Abstract
Several 2-(2-phenylethyl)chromones have been shown to possess neuroprotective activity. However, limited synthetic methods have been disclosed to construct the 2-(2-phenylethyl)chromone skeleton. Herein we report a straightforward 3-step preparation of five naturally occurring 2-(2-phenylethyl)chromones utilizing the Claisen condensation as the key step.

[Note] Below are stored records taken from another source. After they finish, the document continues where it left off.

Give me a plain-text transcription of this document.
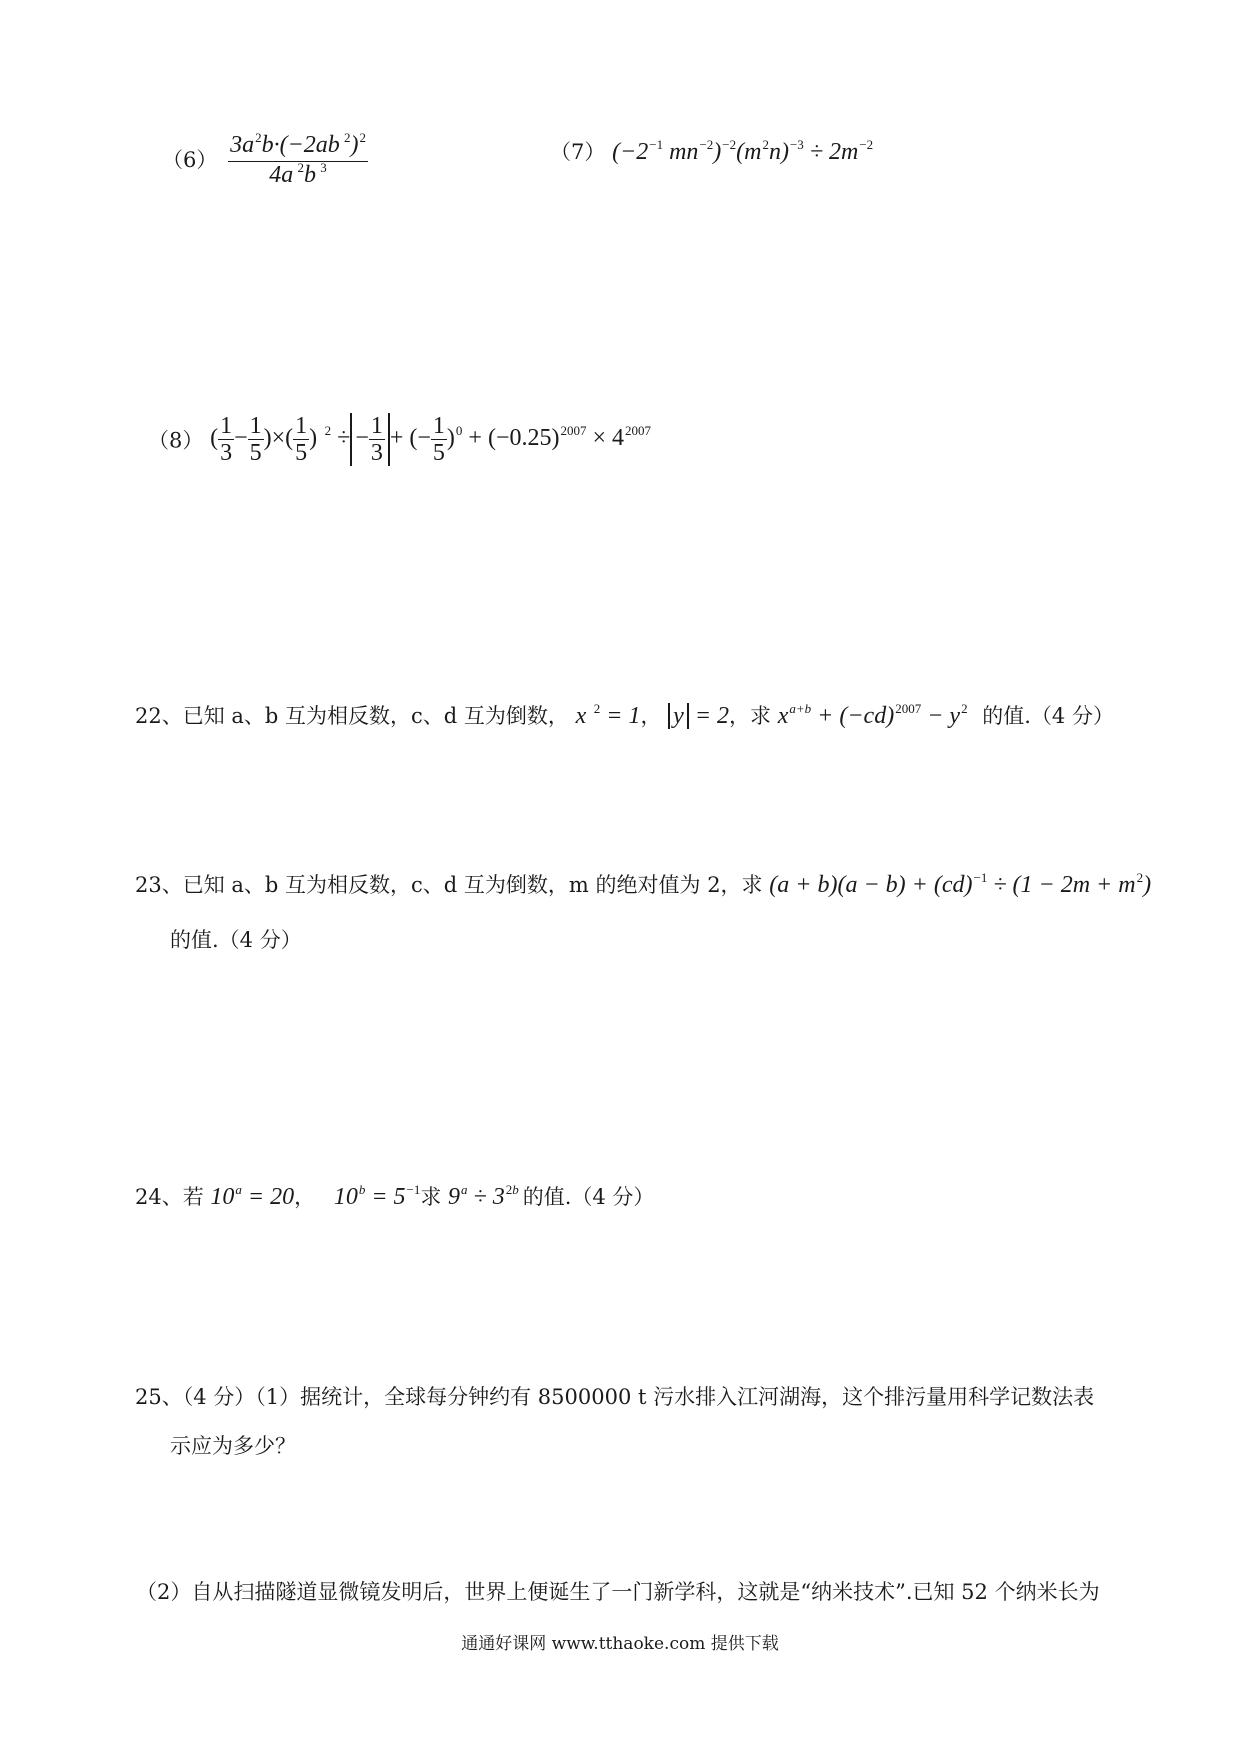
$(6) \frac{3a^2b\cdot(-2ab ^2)^2}{4a ^2b ^3}$	（7） ($-2^{-1}$ $mn^{-2})^{-2}(m^2n)^{-3} \div 2m^{-2}$
（8） ( $\frac{1}{3} - \frac{1}{5}$ )×( $\frac{1}{5}$ )  $^2$ ÷ − $\frac{1}{3}$ + (− $\frac{1}{5} )^0 + (-0.25)^{2007} \times 4^{2007}$
22、已知 a、b 互为相反数，c、d 互为倒数， x  $^2$ = 1， y = 2，求 $x^{a+b} + (-cd)^{2007} - y^2$ 的值.（4 分）
23、已知 a、b 互为相反数，c、d 互为倒数，m 的绝对值为 2，求 $(a + b)(a - b) + (cd)^{-1} \div (1 - 2m + m^2)$
的值.（4 分）
24、若 $10^a = 20$， $10^b = 5^{-1}$求 $9^a \div 3^{2b}$ 的值.（4 分）
25、（4 分）（1）据统计，全球每分钟约有 8500000 t 污水排入江河湖海，这个排污量用科学记数法表
示应为多少？
（2）自从扫描隧道显微镜发明后，世界上便诞生了一门新学科，这就是“纳米技术”.已知 52 个纳米长为
通通好课网 www.tthaoke.com 提供下载
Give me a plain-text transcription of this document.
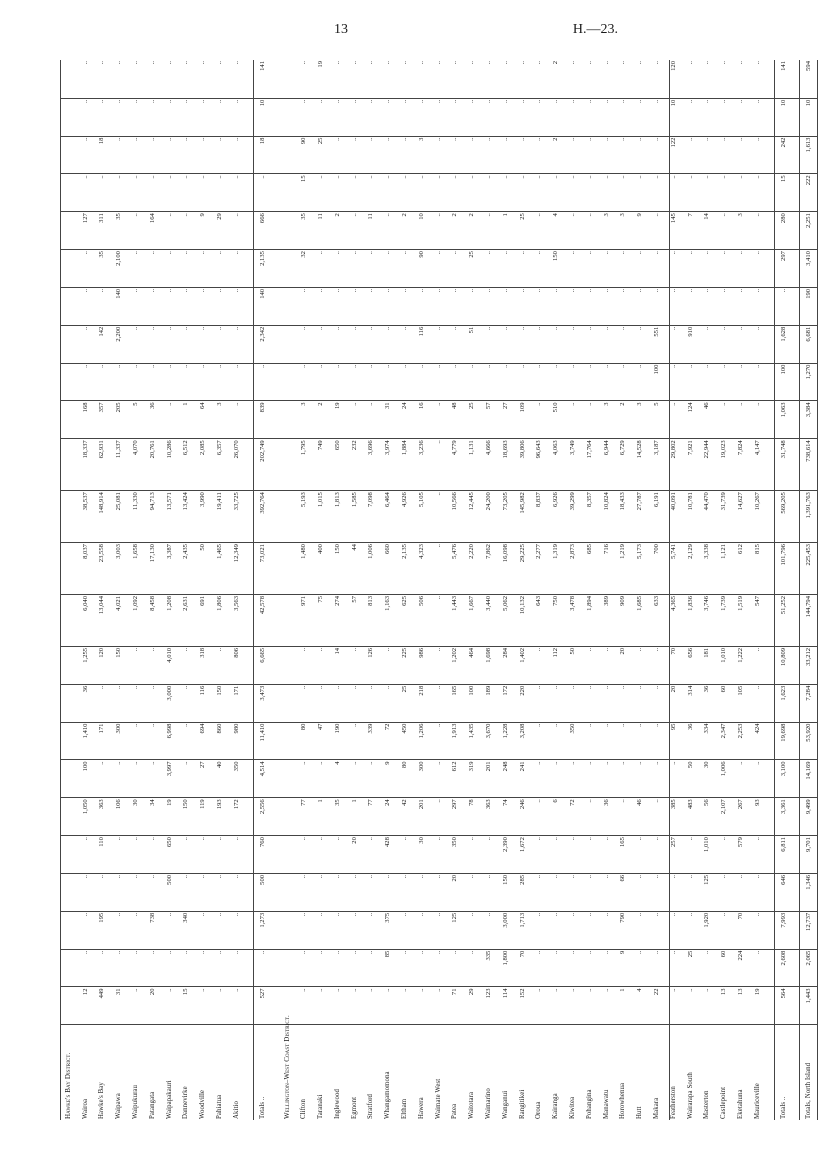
13	H.—23.
Hawke's Bay District.																								
Wairoa	12	..	..	..	..	1,050	100	1,410	36	1,255	6,040	8,037	38,537	18,337	168	..	..	..	..	127	..	..	..	..
Hawke's Bay	449	..	195	..	110	363	..	171	..	120	13,044	23,558	148,914	62,931	357	..	142	..	35	311	..	18	..	..
Waipawa	31	..	..	..	..	106	..	300	..	150	4,021	3,003	25,081	11,337	205	..	2,200	140	2,100	35	..	..	..	..
Waipukurau	..	..	..	..	..	30	..	..	..	..	1,092	1,658	11,330	4,070	5	..	..	..	..	..	..	..	..	..
Patangata	20	..	738	..	..	34	..	..	..	..	8,458	17,130	94,713	20,761	36	..	..	..	..	164	..	..	..	..
Waipapakauri	..	..	..	500	650	19	3,997	6,998	3,000	4,010	1,208	3,387	13,571	10,286	..	..	..	..	..	..	..	..	..	..
Dannevirke	15	..	340	..	..	150	..	..	..	..	2,631	2,435	13,424	6,512	1	..	..	..	..	..	..	..	..	..
Woodville	..	..	..	..	..	119	27	694	116	318	691	50	3,990	2,085	64	..	..	..	..	9	..	..	..	..
Pahiatua	..	..	..	..	..	193	40	860	150	..	1,806	1,465	19,411	6,357	3	..	..	..	..	29	..	..	..	..
Akitio	..	..	..	..	..	172	350	980	171	806	3,563	12,349	33,725	26,070	..	..	..	..	..	..	..	..	..	..

Totals ..	527	..	1,273	500	760	2,556	4,514	11,410	3,473	6,665	42,578	73,021	392,764	202,749	839	..	2,342	140	2,135	666	..	18	10	141

Wellington–West Coast District.																								
Clifton	..	..	..	..	..	77	..	80	..	..	971	1,480	5,193	1,795	3	..	..	..	32	35	15	90	..	..
Taranaki	..	..	..	..	..	1	..	47	..	..	75	400	1,015	749	2	..	..	..	..	11	..	25	..	19
Inglewood	..	..	..	..	..	35	4	190	..	14	274	150	1,813	650	19	..	..	..	..	2	..	..	..	..
Egmont	..	..	..	..	20	1	..	..	..	..	57	44	1,585	232	..	..	..	..	..	..	..	..	..	..
Stratford	..	..	..	..	..	77	..	339	..	126	813	1,006	7,098	3,696	..	..	..	..	..	11	..	..	..	..
Whangamomona	..	85	375	..	428	24	9	72	..	..	1,163	660	6,464	3,974	31	..	..	..	..	..	..	..	..	..
Eltham	..	..	..	..	..	42	80	450	25	225	625	2,135	4,926	1,884	24	..	..	..	..	2	..	..	..	..
Hawera	..	..	..	..	30	201	300	1,206	218	986	506	4,323	5,105	3,236	16	..	116	..	90	10	..	3	..	..
Waimate West	..	..	..	..	..	..	..	..	..	..	..	..	..	..	..	..	..	..	..	..	..	..	..	..
Patea	71	..	125	20	350	297	612	1,913	165	1,202	1,443	5,476	10,566	4,779	48	..	..	..	..	2	..	..	..	..
Waitotara	29	..	..	..	..	78	319	1,435	100	464	1,667	2,220	12,445	1,131	25	..	51	..	25	2	..	..	..	..
Waimarino	123	335	..	..	..	363	201	3,670	189	1,698	3,440	7,862	24,200	4,666	57	..	..	..	..	..	..	..	..	..
Wanganui	114	1,800	3,000	150	2,390	74	248	1,228	172	284	5,062	16,098	73,205	18,693	27	..	..	..	..	1	..	..	..	..
Rangitikei	152	70	1,713	285	1,672	246	241	3,208	220	1,402	10,132	29,225	145,982	39,806	109	..	..	..	..	25	..	..	..	..
Oroua	..	..	..	..	..	..	..	..	..	..	643	2,277	8,837	96,643	..	..	..	..	..	..	..	..	..	..
Kairanga	..	..	..	..	..	6	..	..	..	112	750	1,319	6,926	4,063	510	..	..	..	150	4	..	2	..	2
Kiwitea	..	..	..	..	..	72	..	350	..	50	3,478	2,873	39,299	3,749	..	..	..	..	..	..	..	..	..	..
Pohangina	..	..	..	..	..	..	..	..	..	..	1,894	685	8,357	17,764	..	..	..	..	..	..	..	..	..	..
Manawatu	..	..	..	..	..	36	..	..	..	..	389	716	10,824	6,944	3	..	..	..	..	3	..	..	..	..
Horowhenua	1	9	790	66	165	..	..	..	..	20	909	1,219	18,433	6,729	2	..	..	..	..	3	..	..	..	..
Hutt	4	..	..	..	..	46	..	..	..	..	1,685	5,173	27,787	14,528	3	..	..	..	..	9	..	..	..	..
Makara	22	..	..	..	..	..	..	..	..	..	633	700	6,191	3,187	5	100	551	..	..	..	..	..	..	..
Featherston	..	..	..	..	257	385	..	95	20	70	4,365	5,741	40,091	29,802	..	..	..	..	..	145	..	122	10	120
Wairarapa South	..	25	..	..	..	483	50	36	314	656	1,836	2,129	10,781	7,921	124	..	910	..	..	7	..	..	..	..
Masterton	..	..	1,920	125	1,010	56	30	334	36	181	3,746	3,338	44,470	22,944	46	..	..	..	..	14	..	..	..	..
Castlepoint	13	60	..	..	..	2,107	1,006	2,347	60	1,010	1,739	1,121	31,739	19,023	..	..	..	..	..	..	..	..	..	..
Eketahuna	13	224	70	..	579	267	..	2,253	105	1,222	1,519	612	14,627	7,824	..	..	..	..	..	3	..	..	..	..
Mauriceville	19	..	..	..	..	93	..	424	..	..	547	815	10,267	4,147	..	..	..	..	..	..	..	..	..	..

Totals ..	564	2,608	7,993	646	6,811	3,361	3,100	19,698	1,623	10,809	51,252	101,796	569,205	31,748	1,063	100	1,628	..	297	280	15	242	10	141

Totals, North Island	1,443	2,065	12,737	1,346	9,701	9,499	14,169	53,920	7,284	33,212	144,794	225,453	1,391,763	738,614	3,384	1,270	6,681	190	3,410	2,251	222	1,613	10	594
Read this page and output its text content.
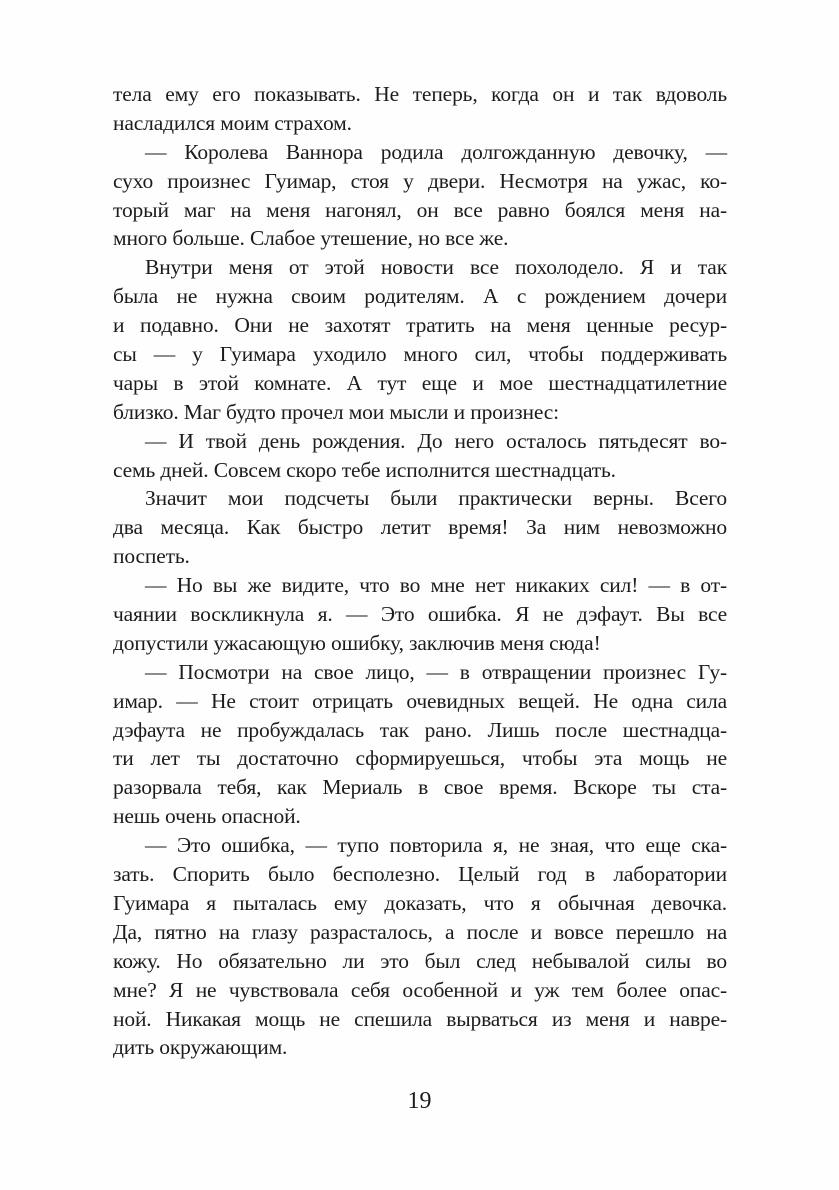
тела ему его показывать. Не теперь, когда он и так вдоволь
насладился моим страхом.
— Королева Ваннора родила долгожданную девочку, —
сухо произнес Гуимар, стоя у двери. Несмотря на ужас, ко-
торый маг на меня нагонял, он все равно боялся меня на-
много больше. Слабое утешение, но все же.
Внутри меня от этой новости все похолодело. Я и так
была не нужна своим родителям. А с рождением дочери
и подавно. Они не захотят тратить на меня ценные ресур-
сы — у Гуимара уходило много сил, чтобы поддерживать
чары в этой комнате. А тут еще и мое шестнадцатилетние
близко. Маг будто прочел мои мысли и произнес:
— И твой день рождения. До него осталось пятьдесят во-
семь дней. Совсем скоро тебе исполнится шестнадцать.
Значит мои подсчеты были практически верны. Всего
два месяца. Как быстро летит время! За ним невозможно
поспеть.
— Но вы же видите, что во мне нет никаких сил! — в от-
чаянии воскликнула я. — Это ошибка. Я не дэфаут. Вы все
допустили ужасающую ошибку, заключив меня сюда!
— Посмотри на свое лицо, — в отвращении произнес Гу-
имар. — Не стоит отрицать очевидных вещей. Не одна сила
дэфаута не пробуждалась так рано. Лишь после шестнадца-
ти лет ты достаточно сформируешься, чтобы эта мощь не
разорвала тебя, как Мериаль в свое время. Вскоре ты ста-
нешь очень опасной.
— Это ошибка, — тупо повторила я, не зная, что еще ска-
зать. Спорить было бесполезно. Целый год в лаборатории
Гуимара я пыталась ему доказать, что я обычная девочка.
Да, пятно на глазу разрасталось, а после и вовсе перешло на
кожу. Но обязательно ли это был след небывалой силы во
мне? Я не чувствовала себя особенной и уж тем более опас-
ной. Никакая мощь не спешила вырваться из меня и навре-
дить окружающим.
19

Keywords: 2-(2-phenylethyl)chromones, Claisen condensation, Neuroprotection, Chromenes
Natural products have been of great interest for many years, and have provided modern medicine with numerous useful drug leads.1,2 One family of natural products being widely explored for their biological activity are those containing the chromone skeleton (1, Figure 1).3 Of particular interest are those chromones with central nervous system (CNS) activity as they may provide new therapeutics for CNS related disorders.4 Perhaps the most widely studied chromones are the flavonoids (2, Figure 1), which bear a phenyl group at C-2.5
Recently, five chromones were isolated from Imperata Cylindrica and Aquilaria Malaccensis (3–7, Figure 1).6–8 Unlike flavonoids, these chromones have a phenylethyl substituent at C-2 position, which is quite uncommon.9 In addition to their unique structural feature, chromones within this family have demonstrated neuroprotective activity, a property for potentially treating neurodegenerative disorders.6,10 As previously indicated the typical substituent at C-2 for most of chromones is an aromatic ring; thus, most literature is targeted towards the synthesis of chromones like 2.11 These methodologies however are not necessarily transferable to the synthesis of chromones bearing the phenylethyl substituent at C-2. Thus, given their interesting pharmacology and uncommon substitution pattern we sought to develop an efficient and rapid methodology to arrive at the 2-(2-phenylethyl)chromone skeleton. Such a methodology would be beneficial to aid in our future structure activity relationship studies for this class of chromones.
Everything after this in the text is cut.